Monday, February 6, 2017

The search goes on

If I had a nickel for every cry for every call for a singular voice to champion chemistry to the public, I'd have a hell of a lot of nickels. Also in this week's C&EN, an editorial from a group of professors connected with UNESCO (Stephen A. Matlin, Goverdhan Mehta, Henning Hopf, Alain Krief) with this ages-old complaint:
Chemistry lacks well-recognized voices such as those of Craig Venter for genomics research and Stephen Hawking for cosmology. Statesmanlike celebrity chemists can and should contribute significantly by capturing broad attention in the media, galvanizing societal esteem, and igniting young minds to project the dimensions of chemistry in all its diverse roles. Of course, the champions may be important and busy people devoting their time to doing great science. But it is incumbent on them to give attention to and communicate about the field that sustains their creative urges and provides the basis for their visibility and careers.
It should be noted the article goes on to call industrial chemists to champion green chemistry and all of us to advocate for chemistry.

(I'm really bored with the continual call for celebrity chemists to seize the commanding heights of mass media and get people excited about chemistry. Does anyone think it would have influence? I dunno.) 


  1. For his part, Whitesides tries to engage outside audiences.

    Corey, Mirkin, Yaghi et al, not so much.

  2. I think the problem is assuming that "Celebrity Chemists" actually means something. I know plenty of good organic chemists who have know idea who Chad Mirkin or Paul Alivisatos are, while there are plenty of inorganic types who will give you a blank stare when you fawn over Corey or Baran. Ask 20 people on the street to name 3 scientists, and you're going to get back Einstein, Degrasse Tyson, and Bill Nye.

    Engaging the public is a grassroots effort based on connections to individuals and communities. The opinion of a professor at the local community college probably carries as much weight with a regional audience as a Nobel laureate.

  3. Most traditional chemistry is going to bore the public regardless of the spokesperson. It's not like physics (planets!) or biology (animals!) both of which can be boiled down into simple concepts that can be easily related to every day life. Elements! just doesn't have the same impact. There are some sub-areas within chemistry like MedChem or EnviroChem that might engage the public and if you got some of those people to be spokespersons with the eventual goal of sneakily pulling the public to more traditional chemistry, maybe you might get somewhere. But even then I'm skeptical. Look at PBS. They have "Nature" for the biologists and "Nova" for the physicists (with the occasional chemistry thrown in). But there is no "Molecules". If you can't convince the eggheads on PBS that chemistry deserves its own show, how are you going to convince the public that it matters?
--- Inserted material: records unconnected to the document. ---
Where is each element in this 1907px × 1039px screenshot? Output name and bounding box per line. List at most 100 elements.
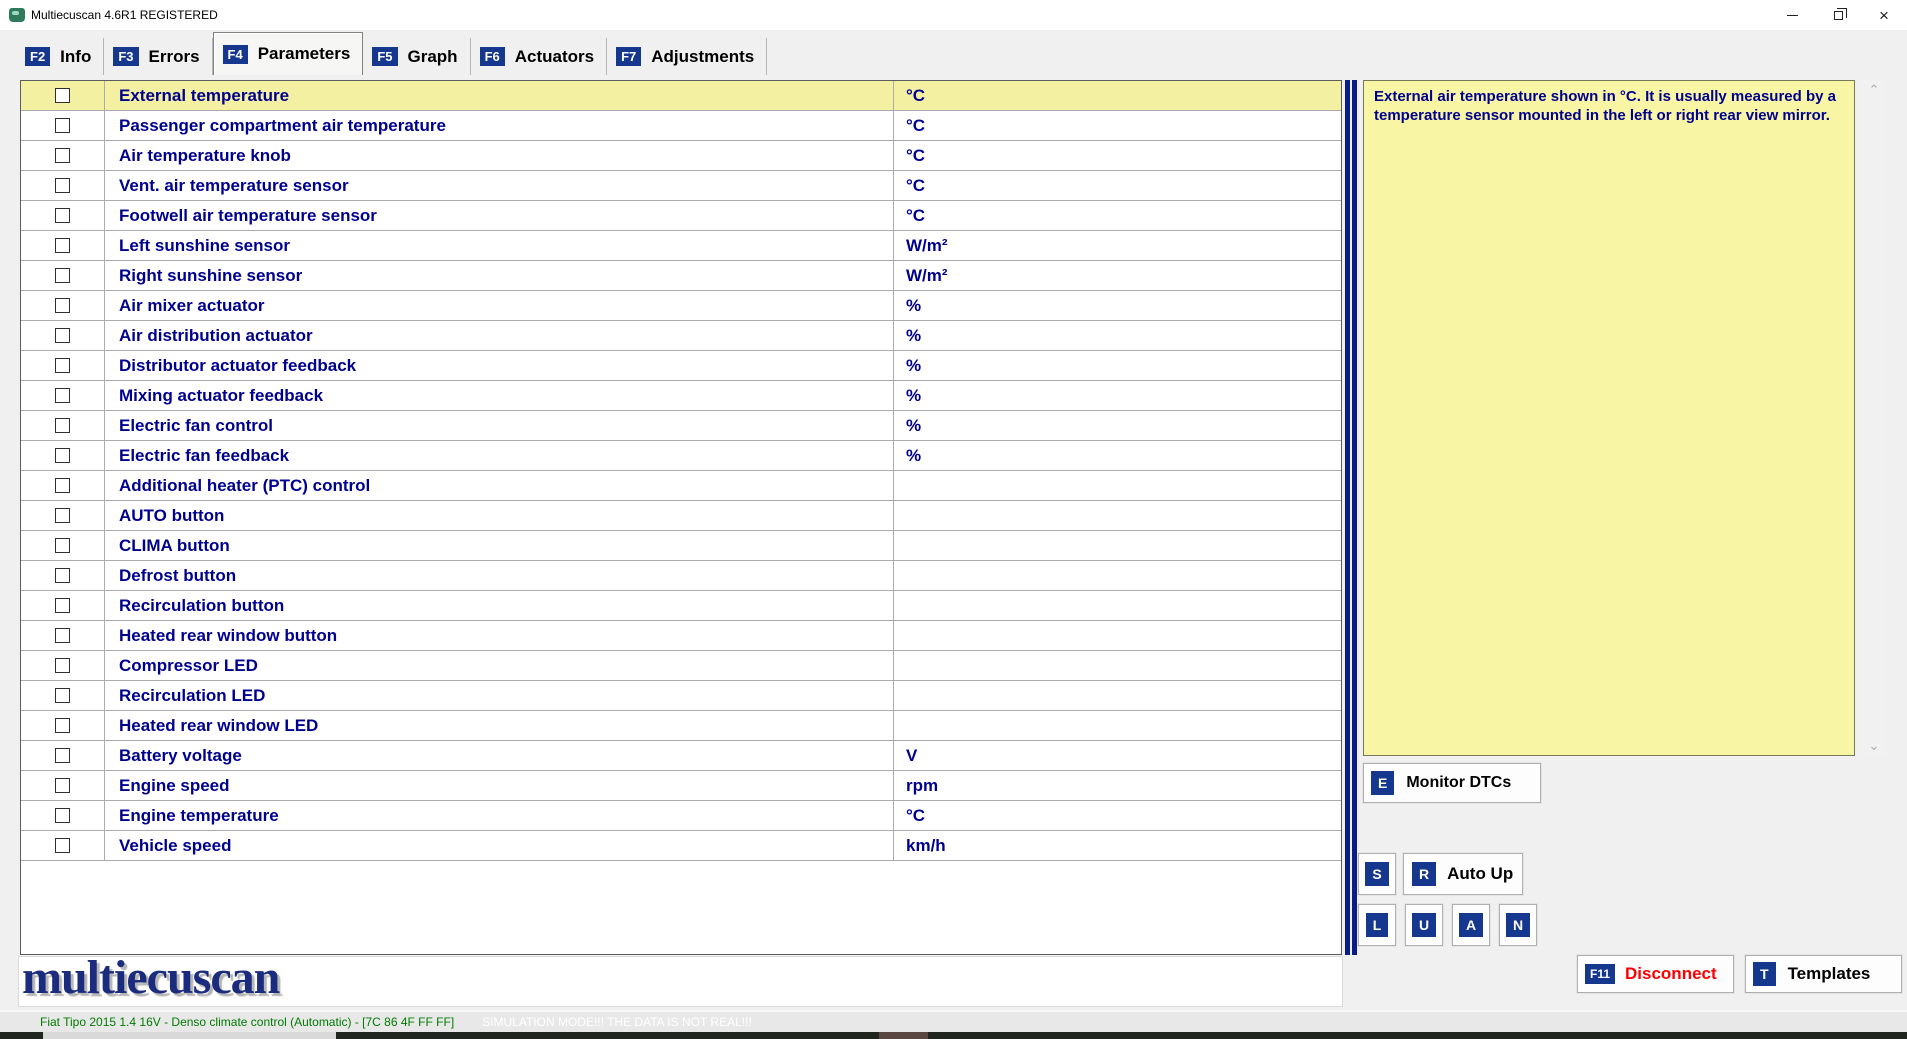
param-unit: %: [894, 441, 1341, 470]
table-row[interactable]: External temperature°C: [21, 81, 1341, 111]
param-unit: W/m²: [894, 261, 1341, 290]
row-checkbox[interactable]: [55, 778, 70, 793]
checkbox-cell: [21, 261, 105, 290]
table-row[interactable]: Electric fan control%: [21, 411, 1341, 441]
tab-parameters[interactable]: F4Parameters: [213, 32, 364, 75]
row-checkbox[interactable]: [55, 568, 70, 583]
status-bar: Fiat Tipo 2015 1.4 16V - Denso climate c…: [0, 1010, 1907, 1032]
table-row[interactable]: Passenger compartment air temperature°C: [21, 111, 1341, 141]
row-checkbox[interactable]: [55, 748, 70, 763]
hotkey-button-s[interactable]: S: [1358, 853, 1396, 895]
row-checkbox[interactable]: [55, 808, 70, 823]
row-checkbox[interactable]: [55, 598, 70, 613]
checkbox-cell: [21, 321, 105, 350]
table-row[interactable]: Distributor actuator feedback%: [21, 351, 1341, 381]
row-checkbox[interactable]: [55, 418, 70, 433]
param-unit: %: [894, 321, 1341, 350]
table-row[interactable]: Mixing actuator feedback%: [21, 381, 1341, 411]
table-row[interactable]: Footwell air temperature sensor°C: [21, 201, 1341, 231]
table-row[interactable]: Heated rear window button: [21, 621, 1341, 651]
description-scrollbar[interactable]: ⌃ ⌄: [1862, 80, 1886, 756]
checkbox-cell: [21, 771, 105, 800]
tab-errors[interactable]: F3Errors: [104, 38, 212, 75]
monitor-dtcs-button[interactable]: E Monitor DTCs: [1363, 763, 1541, 803]
restore-button[interactable]: [1815, 0, 1861, 30]
scroll-down-icon[interactable]: ⌄: [1869, 736, 1880, 756]
row-checkbox[interactable]: [55, 508, 70, 523]
param-unit: [894, 531, 1341, 560]
row-checkbox[interactable]: [55, 628, 70, 643]
param-unit: °C: [894, 801, 1341, 830]
hotkey-badge-r: R: [1412, 862, 1436, 886]
table-row[interactable]: Air distribution actuator%: [21, 321, 1341, 351]
row-checkbox[interactable]: [55, 658, 70, 673]
disconnect-button[interactable]: F11 Disconnect: [1577, 955, 1734, 993]
table-row[interactable]: Right sunshine sensorW/m²: [21, 261, 1341, 291]
table-row[interactable]: Vehicle speedkm/h: [21, 831, 1341, 861]
table-row[interactable]: Compressor LED: [21, 651, 1341, 681]
row-checkbox[interactable]: [55, 358, 70, 373]
row-checkbox[interactable]: [55, 538, 70, 553]
checkbox-cell: [21, 381, 105, 410]
table-row[interactable]: Left sunshine sensorW/m²: [21, 231, 1341, 261]
row-checkbox[interactable]: [55, 238, 70, 253]
param-label: Right sunshine sensor: [105, 261, 894, 290]
hotkey-button-l[interactable]: L: [1358, 904, 1396, 946]
table-row[interactable]: Defrost button: [21, 561, 1341, 591]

  4. It seems academics are the ones with the best chance, but such a small pool of available talent ends up with an academic position (regardless of whether or not its their choice or a committee's choice). Among this small pool of candidates how many do exciting research and are authentically excited about chemistry? And I don't mean the usual word salad of chemistry is great, STEM jobs are great. I mean really excited about what they have done and are doing. Most come off as bored old men. At my wife's university the organic professors didn't even recognize the 2016 Nobel Laureates. Molecular machines is arguably one of the most sexy areas of chemistry, but even current faculty seem to be unaware. Chemistry seems to be obsessed with the age old divisions of organic, inorganic, physical, analytical and biochemistry. In short, the available pool is small and within the small pool the level of authentic enthusiasm and creativity is low. And as far as industrial chemists go, promoting Green Chemistry is more of a sales thing. My company would not let me go out and do that, even though what I'm working on falls under the banner of Green Chemistry. Now, if I could transfer into academics I could make a strong argument which would not just be fluff but come from actual industrial (including manufacturing) experience, but I can just see the bulk of academics cringing at the thought of someone from industry stepping into their bubble, even though some of the most successful academics has work that crosses over into industry.

  5. In the UK we have Jim Al-Khalili and Mark Miodownik (actually a materials scientist), yet because they're not Brian Cox they're not big enough. I dunno how many Brian Coxes (or NdGT's) happen per generation, but probably not enough for a good statistical chance of a chemistry one soon. I'd suggest we start being happy with what we've got?